The first set of CIPA numbers are out for January 2020, and they are pointing to what we all feared. This year will be rough on the camera industry. What the figures show is a record low in terms of interchangeable lens cameras sold in January since the industry peaked in 2012.
Shipment quantity plummeted to 446,330 in January 2020 compared with 546,188 shipped in January 2019. The trendlines were already negative for the industry as it deals with the onslaught of smartphones, which continue to push the capabilities of their cameras. You only have to look at the recently released Samsung Galaxy S20 Ultra to see the rapid improvements.
Then there’s the growing outbreak of COVID-19 coronavirus, which has ground manufacturing to halt in China and threatens to spread its supply shock to most of Asia. We have already seen signs of the impact with the recent release of the Fujifilm X-T4. Supplies will be constrained even under the rosiest of outlooks.
That assumes the coronavirus stops essentially right now. There’s zero evidence that is happening with the reverse being true, as ramped-up testing is expected to reveal an accelerating outbreak.
The company is starting 2020 with it’s slowest product announcement pace in years. When was the last time you’ve known Sony not to announce a camera every few months?

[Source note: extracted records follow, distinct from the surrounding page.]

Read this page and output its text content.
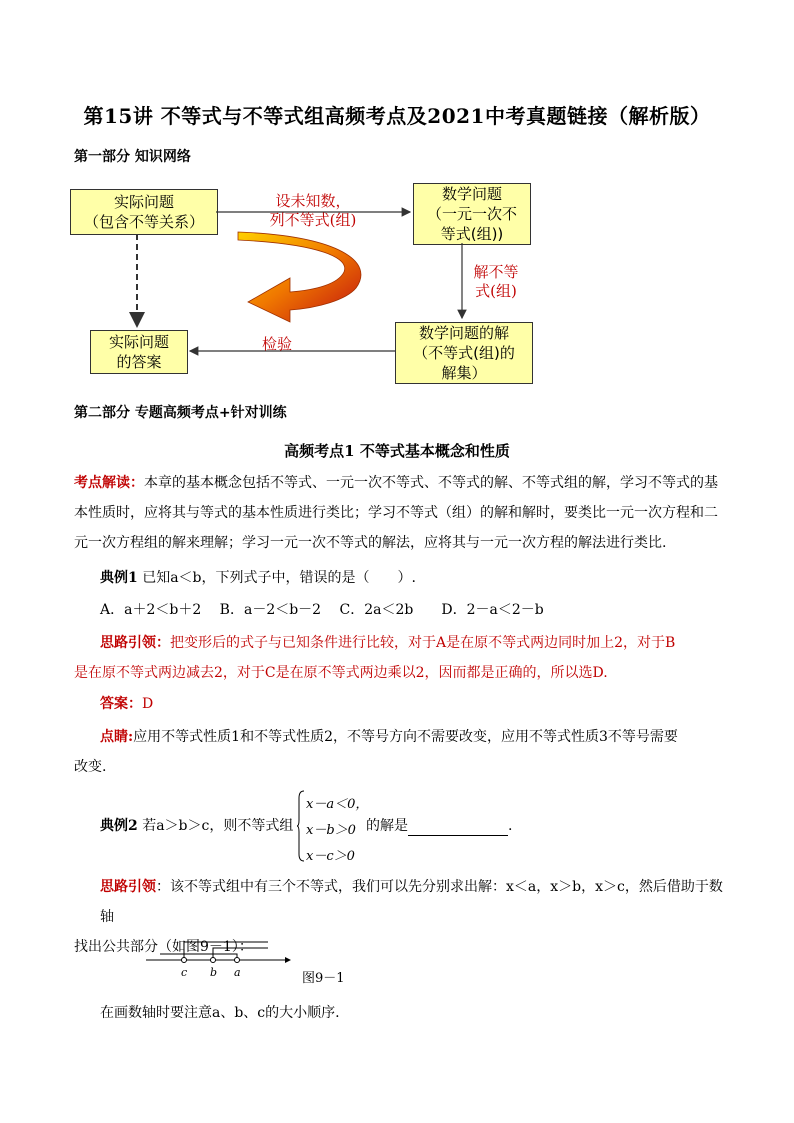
第15讲 不等式与不等式组高频考点及2021中考真题链接（解析版）
第一部分 知识网络
实际问题
（包含不等关系）
数学问题
（一元一次不
等式(组))
数学问题的解
（不等式(组)的
解集）
实际问题
的答案
设未知数，
列不等式(组)
解不等
式(组)
检验
第二部分 专题高频考点+针对训练
高频考点1 不等式基本概念和性质
考点解读：本章的基本概念包括不等式、一元一次不等式、不等式的解、不等式组的解，学习不等式的基
本性质时，应将其与等式的基本性质进行类比；学习不等式（组）的解和解时，要类比一元一次方程和二
元一次方程组的解来理解；学习一元一次不等式的解法，应将其与一元一次方程的解法进行类比.
典例1 已知a＜b，下列式子中，错误的是（　　）.
A．a＋2＜b＋2　 B．a－2＜b－2　 C．2a＜2b　　D．2－a＜2－b
思路引领：把变形后的式子与已知条件进行比较，对于A是在原不等式两边同时加上2，对于B
是在原不等式两边减去2，对于C是在原不等式两边乘以2，因而都是正确的，所以选D.
答案：D
点睛:应用不等式性质1和不等式性质2，不等号方向不需要改变，应用不等式性质3不等号需要
改变.
典例2 若a＞b＞c，则不等式组
x－a＜0，
x－b＞0
x－c＞0
的解是	.
思路引领：该不等式组中有三个不等式，我们可以先分别求出解：x＜a，x＞b，x＞c，然后借助于数轴
找出公共部分（如图9－1）：
c b a	图9－1
在画数轴时要注意a、b、c的大小顺序.
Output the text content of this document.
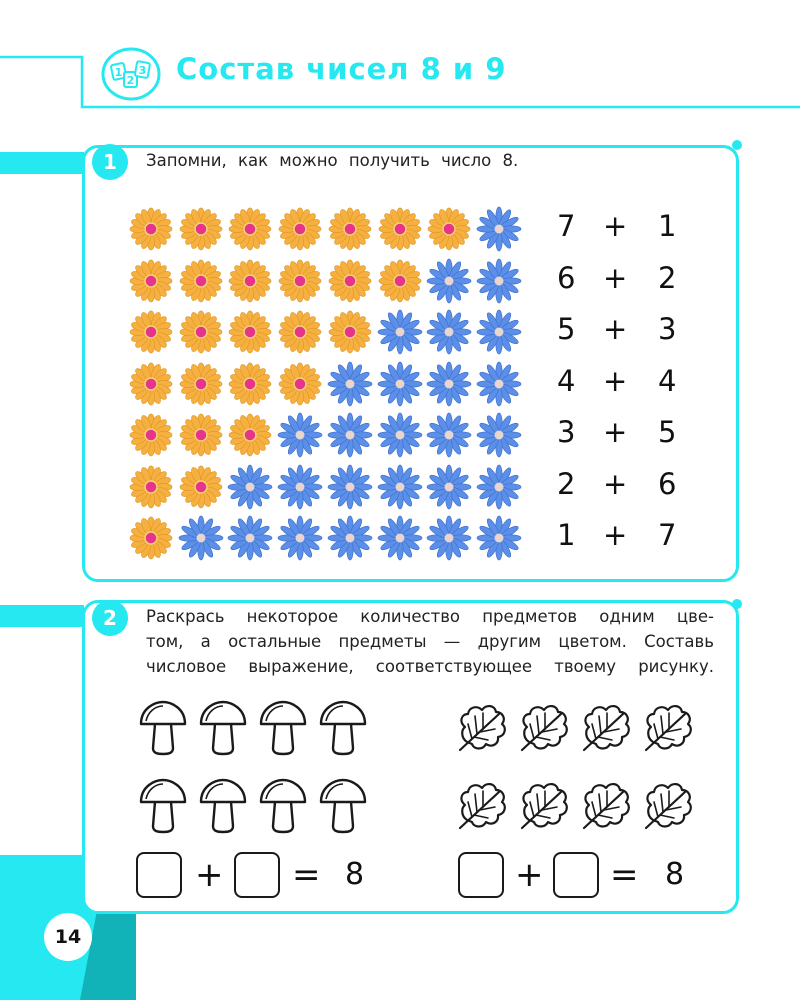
1
2
3 Состав чисел 8 и 9
1	Запомни, как можно получить число 8.
7 + 1
6 + 2
5 + 3
4 + 4
3 + 5
2 + 6
1 + 7
2	Раскрась некоторое количество предметов одним цве-

том, а остальные предметы — другим цветом. Составь

числовое выражение, соответствующее твоему рисунку.

+ = 8	+ = 8
14
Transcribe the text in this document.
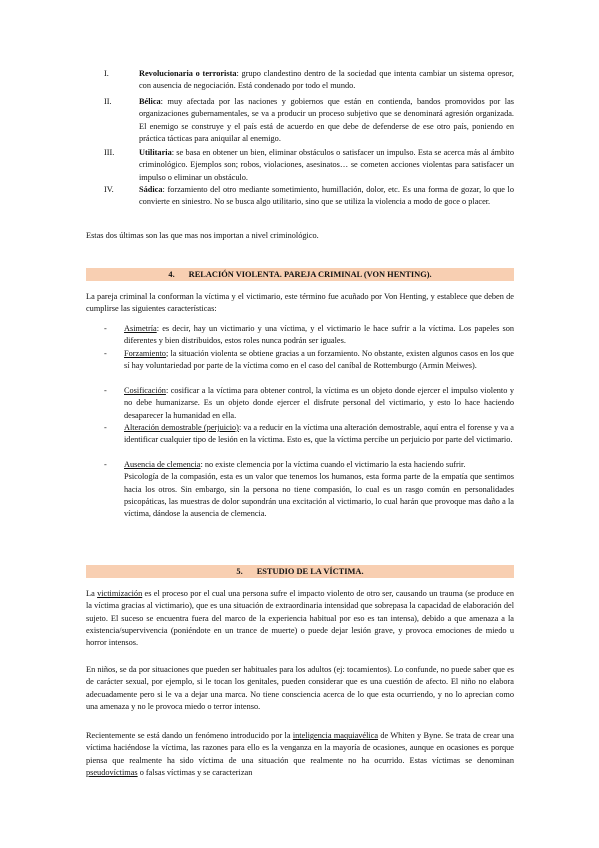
I.	Revolucionaria o terrorista: grupo clandestino dentro de la sociedad que intenta cambiar un sistema opresor, con ausencia de negociación. Está condenado por todo el mundo.
II.	Bélica: muy afectada por las naciones y gobiernos que están en contienda, bandos promovidos por las organizaciones gubernamentales, se va a producir un proceso subjetivo que se denominará agresión organizada. El enemigo se construye y el país está de acuerdo en que debe de defenderse de ese otro país, poniendo en práctica tácticas para aniquilar al enemigo.
III.	Utilitaria: se basa en obtener un bien, eliminar obstáculos o satisfacer un impulso. Esta se acerca más al ámbito criminológico. Ejemplos son; robos, violaciones, asesinatos… se cometen acciones violentas para satisfacer un impulso o eliminar un obstáculo.
IV.	Sádica: forzamiento del otro mediante sometimiento, humillación, dolor, etc. Es una forma de gozar, lo que lo convierte en siniestro. No se busca algo utilitario, sino que se utiliza la violencia a modo de goce o placer.
Estas dos últimas son las que mas nos importan a nivel criminológico.
4. RELACIÓN VIOLENTA. PAREJA CRIMINAL (VON HENTING).
La pareja criminal la conforman la víctima y el victimario, este término fue acuñado por Von Henting, y establece que deben de cumplirse las siguientes características:
- Asimetría: es decir, hay un victimario y una víctima, y el victimario le hace sufrir a la víctima. Los papeles son diferentes y bien distribuidos, estos roles nunca podrán ser iguales.
- Forzamiento; la situación violenta se obtiene gracias a un forzamiento. No obstante, existen algunos casos en los que sí hay voluntariedad por parte de la víctima como en el caso del caníbal de Rottemburgo (Armin Meiwes).
- Cosificación: cosificar a la víctima para obtener control, la víctima es un objeto donde ejercer el impulso violento y no debe humanizarse. Es un objeto donde ejercer el disfrute personal del victimario, y esto lo hace haciendo desaparecer la humanidad en ella.
- Alteración demostrable (perjuicio): va a reducir en la víctima una alteración demostrable, aquí entra el forense y va a identificar cualquier tipo de lesión en la víctima. Esto es, que la víctima percibe un perjuicio por parte del victimario.
- Ausencia de clemencia: no existe clemencia por la víctima cuando el victimario la esta haciendo sufrir.
Psicología de la compasión, esta es un valor que tenemos los humanos, esta forma parte de la empatía que sentimos hacia los otros. Sin embargo, sin la persona no tiene compasión, lo cual es un rasgo común en personalidades psicopáticas, las muestras de dolor supondrán una excitación al victimario, lo cual harán que provoque mas daño a la víctima, dándose la ausencia de clemencia.
5. ESTUDIO DE LA VÍCTIMA.
La victimización es el proceso por el cual una persona sufre el impacto violento de otro ser, causando un trauma (se produce en la víctima gracias al victimario), que es una situación de extraordinaria intensidad que sobrepasa la capacidad de elaboración del sujeto. El suceso se encuentra fuera del marco de la experiencia habitual por eso es tan intensa), debido a que amenaza a la existencia/supervivencia (poniéndote en un trance de muerte) o puede dejar lesión grave, y provoca emociones de miedo u horror intensos.
En niños, se da por situaciones que pueden ser habituales para los adultos (ej: tocamientos). Lo confunde, no puede saber que es de carácter sexual, por ejemplo, si le tocan los genitales, pueden considerar que es una cuestión de afecto. El niño no elabora adecuadamente pero si le va a dejar una marca. No tiene consciencia acerca de lo que esta ocurriendo, y no lo aprecian como una amenaza y no le provoca miedo o terror intenso.
Recientemente se está dando un fenómeno introducido por la inteligencia maquiavélica de Whiten y Byne. Se trata de crear una víctima haciéndose la víctima, las razones para ello es la venganza en la mayoría de ocasiones, aunque en ocasiones es porque piensa que realmente ha sido víctima de una situación que realmente no ha ocurrido. Estas víctimas se denominan pseudovíctimas o falsas víctimas y se caracterizan
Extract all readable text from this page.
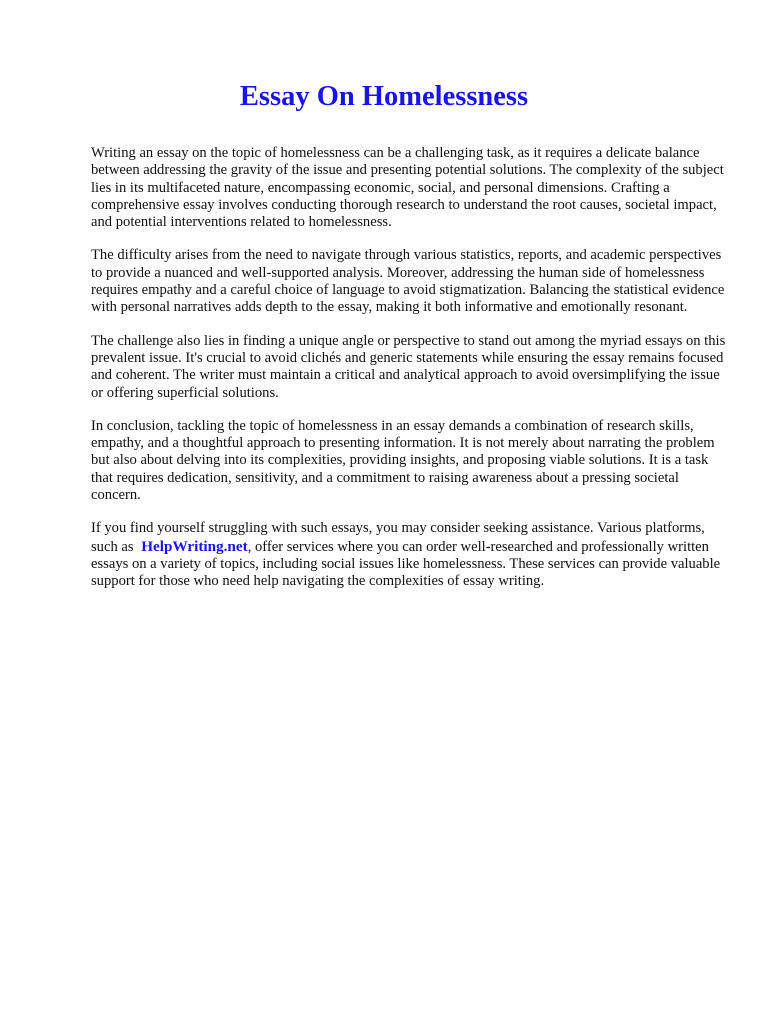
Essay On Homelessness

Writing an essay on the topic of homelessness can be a challenging task, as it requires a delicate balance between addressing the gravity of the issue and presenting potential solutions. The complexity of the subject lies in its multifaceted nature, encompassing economic, social, and personal dimensions. Crafting a comprehensive essay involves conducting thorough research to understand the root causes, societal impact, and potential interventions related to homelessness.

The difficulty arises from the need to navigate through various statistics, reports, and academic perspectives to provide a nuanced and well-supported analysis. Moreover, addressing the human side of homelessness requires empathy and a careful choice of language to avoid stigmatization. Balancing the statistical evidence with personal narratives adds depth to the essay, making it both informative and emotionally resonant.

The challenge also lies in finding a unique angle or perspective to stand out among the myriad essays on this prevalent issue. It's crucial to avoid clichés and generic statements while ensuring the essay remains focused and coherent. The writer must maintain a critical and analytical approach to avoid oversimplifying the issue or offering superficial solutions.

In conclusion, tackling the topic of homelessness in an essay demands a combination of research skills, empathy, and a thoughtful approach to presenting information. It is not merely about narrating the problem but also about delving into its complexities, providing insights, and proposing viable solutions. It is a task that requires dedication, sensitivity, and a commitment to raising awareness about a pressing societal concern.

If you find yourself struggling with such essays, you may consider seeking assistance. Various platforms, such as HelpWriting.net, offer services where you can order well-researched and professionally written essays on a variety of topics, including social issues like homelessness. These services can provide valuable support for those who need help navigating the complexities of essay writing.
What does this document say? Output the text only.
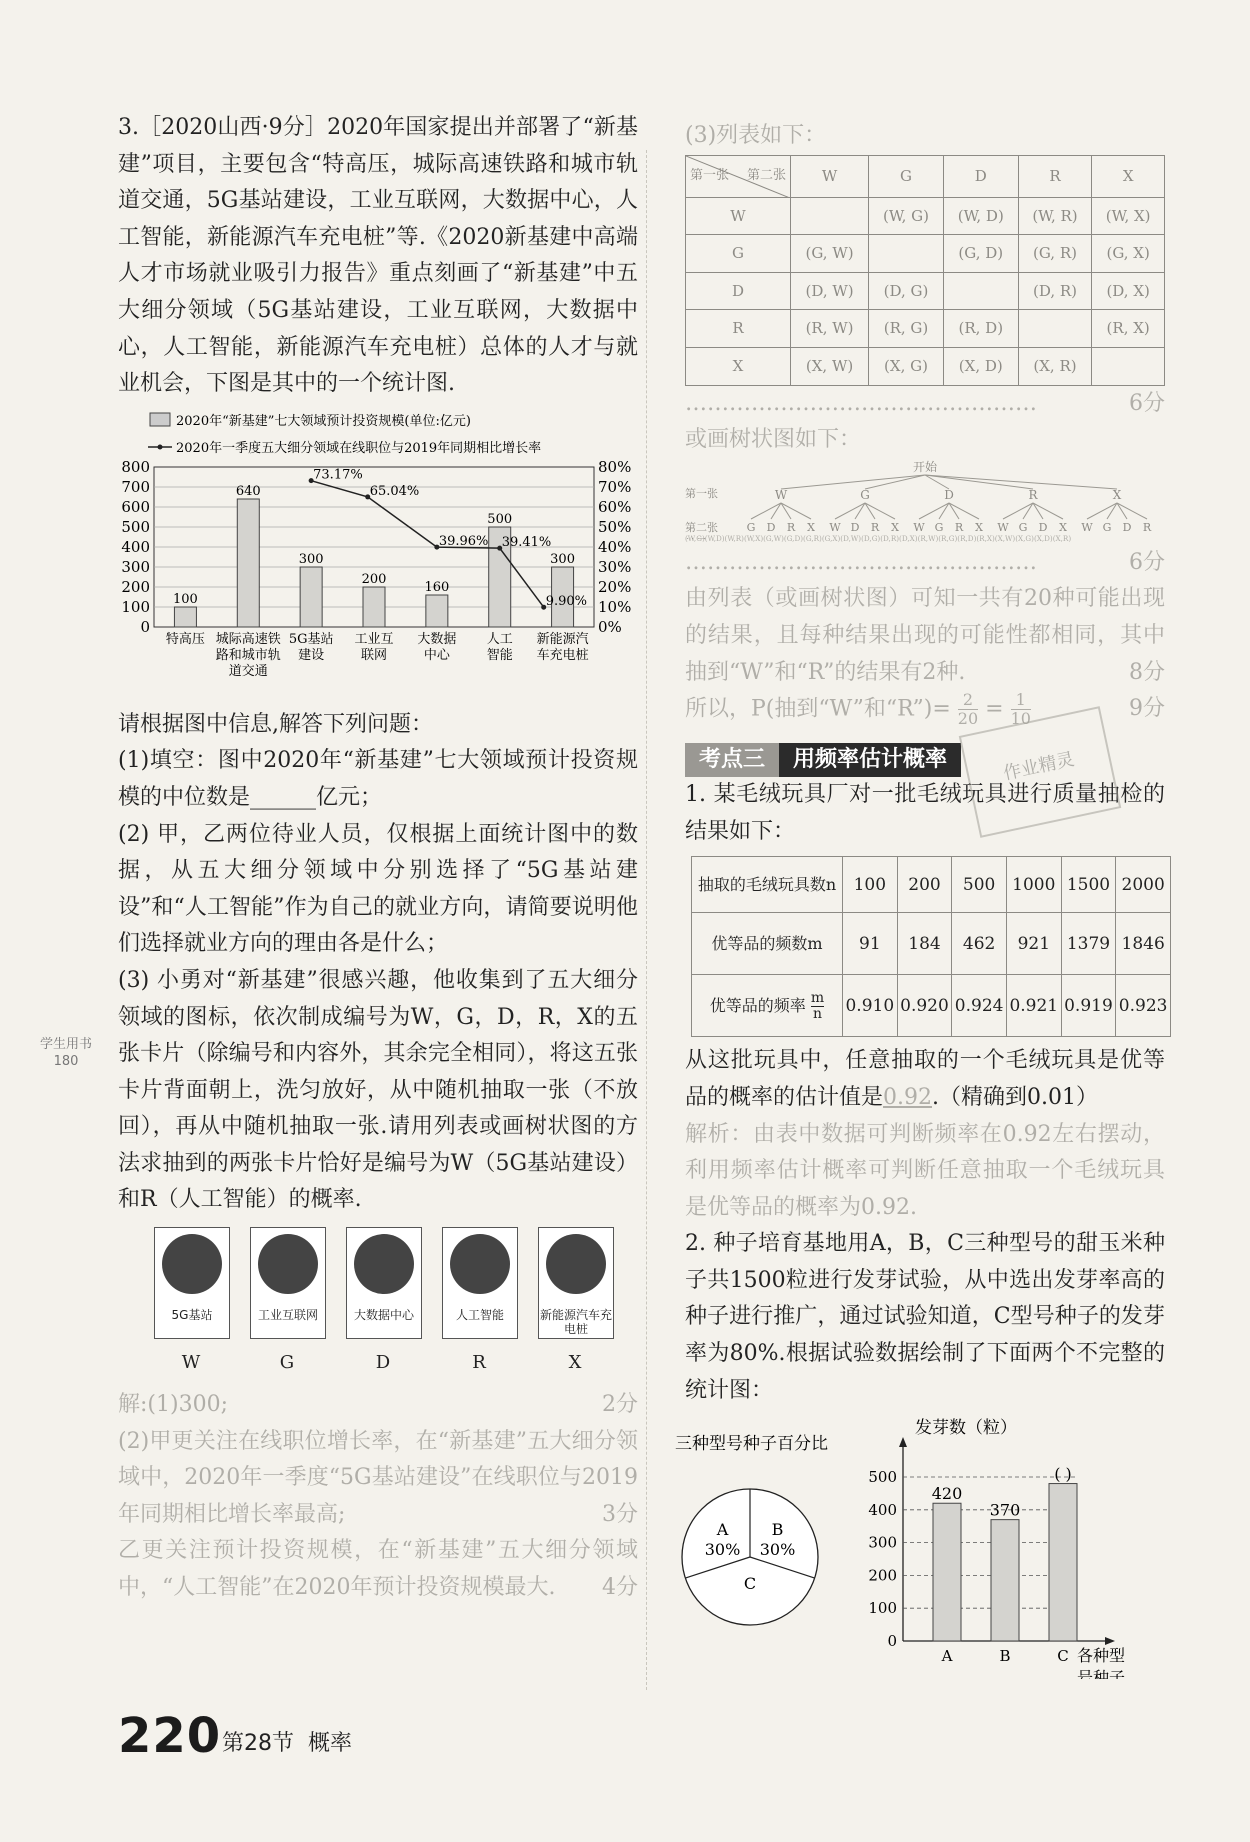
学生用书
180

3.［2020山西·9分］2020年国家提出并部署了“新基建”项目，主要包含“特高压，城际高速铁路和城市轨道交通，5G基站建设，工业互联网，大数据中心，人工智能，新能源汽车充电桩”等.《2020新基建中高端人才市场就业吸引力报告》重点刻画了“新基建”中五大细分领域（5G基站建设，工业互联网，大数据中心，人工智能，新能源汽车充电桩）总体的人才与就业机会，下图是其中的一个统计图.

2020年“新基建”七大领域预计投资规模(单位:亿元)
2020年一季度五大细分领域在线职位与2019年同期相比增长率
0
100
200
300
400
500
600
700
800
0%
10%
20%
30%
40%
50%
60%
70%
80%
100
特高压
640
城际高速铁
路和城市轨
道交通
300
5G基站
建设
200
工业互
联网
160
大数据
中心
500
人工
智能
300
新能源汽
车充电桩
73.17%
65.04%
39.96% 39.41%
9.90%

请根据图中信息,解答下列问题：

(1)填空：图中2020年“新基建”七大领域预计投资规模的中位数是______亿元；

(2) 甲，乙两位待业人员，仅根据上面统计图中的数据，从五大细分领域中分别选择了“5G基站建设”和“人工智能”作为自己的就业方向，请简要说明他们选择就业方向的理由各是什么；

(3) 小勇对“新基建”很感兴趣，他收集到了五大细分领域的图标，依次制成编号为W，G，D，R，X的五张卡片（除编号和内容外，其余完全相同），将这五张卡片背面朝上，洗匀放好，从中随机抽取一张（不放回），再从中随机抽取一张.请用列表或画树状图的方法求抽到的两张卡片恰好是编号为W（5G基站建设）和R（人工智能）的概率.

5G基站
W
工业互联网
G
大数据中心
D
人工智能
R
新能源汽车充电桩
X

解:(1)300;	2分

(2)甲更关注在线职位增长率，在“新基建”五大细分领域中，2020年一季度“5G基站建设”在线职位与2019年同期相比增长率最高;	3分

乙更关注预计投资规模，在“新基建”五大细分领域中，“人工智能”在2020年预计投资规模最大. 4分

(3)列表如下：

第二张
第一张	W	G	D	R	X
W		(W, G)	(W, D)	(W, R)	(W, X)
G	(G, W)		(G, D)	(G, R)	(G, X)
D	(D, W)	(D, G)		(D, R)	(D, X)
R	(R, W)	(R, G)	(R, D)		(R, X)
X	(X, W)	(X, G)	(X, D)	(X, R)	

…………………………………………	6分

或画树状图如下：

开始
第一张
第二张
W
G D R X
G
W D R X
D
W G R X
R
W G D X
X
W G D R
(W,G)(W,D)(W,R)(W,X)(G,W)(G,D)(G,R)(G,X)(D,W)(D,G)(D,R)(D,X)(R,W)(R,G)(R,D)(R,X)(X,W)(X,G)(X,D)(X,R)

…………………………………………	6分

由列表（或画树状图）可知一共有20种可能出现的结果，且每种结果出现的可能性都相同，其中抽到“W”和“R”的结果有2种.	8分

所以，P(抽到“W”和“R”)= $\frac{2}{20} = \frac{1}{10}$	9分

考点三 用频率估计概率

1. 某毛绒玩具厂对一批毛绒玩具进行质量抽检的结果如下：

抽取的毛绒玩具数n	100	200	500	1000	1500	2000
优等品的频数m	91	184	462	921	1379	1846
优等品的频率 $\frac{m}{n}$	0.910	0.920	0.924	0.921	0.919	0.923

从这批玩具中，任意抽取的一个毛绒玩具是优等品的概率的估计值是0.92.（精确到0.01）

解析：由表中数据可判断频率在0.92左右摆动，利用频率估计概率可判断任意抽取一个毛绒玩具是优等品的概率为0.92.

2. 种子培育基地用A，B，C三种型号的甜玉米种子共1500粒进行发芽试验，从中选出发芽率高的种子进行推广，通过试验知道，C型号种子的发芽率为80%.根据试验数据绘制了下面两个不完整的统计图：

三种型号种子百分比
A
30%
B
30%
C
发芽数（粒）
各种型
号种子
0
100
200
300
400
500
420
A
370
B
( )
C
作业精灵
220 第28节 概率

Yes, we have the upcoming Canon EOS R5. It was supposed to make its debut at CP+, which was canceled over coronavirus fears. It joins a long list of conferences and tradeshows which have been canceled. It also calls into question if Photokina goes ahead. There’s some scheduling room in there to make the call closer to the conference to monitor the coronavirus, and we all hope it has subsided by then.
The fears of a lost 2020 have leaped into mainstream photography YouTube channels.
Tony is correct in that investors are normally lenient when something outside of the company’s hands impacts its forecasts. The issue becomes how many companies can they spare when the supply shock is felt in most industries?
The likes of Canon, Fuji, and Sony strike me as safe. Nikon? The company was already feeling the financial pressure before the coronavirus. How long the coronavirus continues to impact manufacturing at the component level will tell the tale of if there is consolidation within the camera industry or if there’s an exit of one of the lagging companies.
All of our hopes is that the virus fades quickly, and the second half of 2020 shows strength, or we may be looking at a lost year at a time when the industry can’t afford it.